I recently returned from a bioenergetic analysis retreat in Essex, MA. I went to find connection with other people and support my body that has been feeling very stuck. I found connection both with others and myself. It feels like a profound stillness and love. An awareness and joy in how every movement connects to another part of my body. It’s fluid and its strength and it’s joyful. A vital energy charge when humans come together fully available fully present. And I connected with parts of myself that accompany me through my life. The parts that didn’t integrate at the time; that didn’t get all the support they needed at the time. I saw myself in a he hospital bed giving birth to my son all alone.

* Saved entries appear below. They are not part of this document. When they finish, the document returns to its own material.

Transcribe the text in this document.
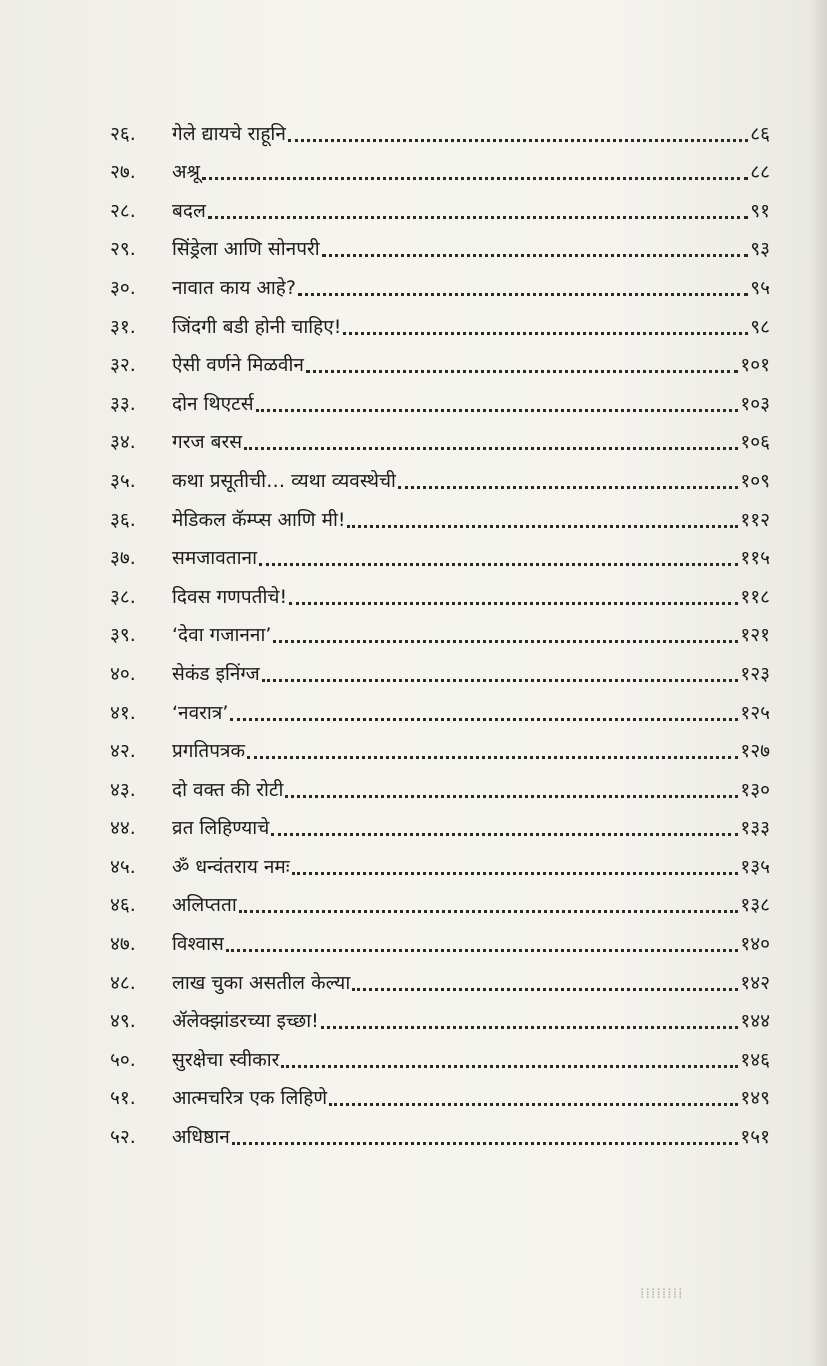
२६.	गेले द्यायचे राहूनि	८६
२७.	अश्रू	८८
२८.	बदल	९१
२९.	सिंड्रेला आणि सोनपरी	९३
३०.	नावात काय आहे?	९५
३१.	जिंदगी बडी होनी चाहिए!	९८
३२.	ऐसी वर्णने मिळवीन	१०१
३३.	दोन थिएटर्स	१०३
३४.	गरज बरस	१०६
३५.	कथा प्रसूतीची… व्यथा व्यवस्थेची	१०९
३६.	मेडिकल कॅम्प्स आणि मी!	११२
३७.	समजावताना	११५
३८.	दिवस गणपतीचे!	११८
३९.	‘देवा गजानना’	१२१
४०.	सेकंड इनिंग्ज	१२३
४१.	‘नवरात्र’	१२५
४२.	प्रगतिपत्रक	१२७
४३.	दो वक्त की रोटी	१३०
४४.	व्रत लिहिण्याचे	१३३
४५.	ॐ धन्वंतराय नमः	१३५
४६.	अलिप्तता	१३८
४७.	विश्वास	१४०
४८.	लाख चुका असतील केल्या	१४२
४९.	ॲलेक्झांडरच्या इच्छा!	१४४
५०.	सुरक्षेचा स्वीकार	१४६
५१.	आत्मचरित्र एक लिहिणे	१४९
५२.	अधिष्ठान	१५१
⁞⁞⁞⁞⁞⁞⁞⁞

I felt the deep sadness of not having people who wanted to be with me, fear of not knowing what to do despite all the books, classes, and hypnobirthing I practiced, and anger at my powerlessness of that moment in my life. I felt vulnerable, exposed, weak, and so scared. Within my group, I was able to feel, be witnessed and be supported with what I need to heal. I was midwifed through my grief for what I lost. The ability to bear down and use my strength to birth my son. To be connected to my core and him. I was supported by the weight of another to bear down, feel my legs, my bottom, my core, give voice to the pain, the joy, and finally the profound sense of pride and gratification of completing something I felt was taken from me. Something I didn’t know how to do alone. Every step I’ve taken since the conference has been strong, engaged, joyful.

Earth

A reminder that the earth is available to me any moment I look for it. Its strength, its resilience, its beauty, its understanding. The firmness offers support, the wind offers clearing, the sun offers nourishment, the ocean offers renewal, the clouds offer softness and protection, the ridges in the sand offer an opportunity to slow down, The light and dark show the acceptance of the range of emotions present in human life.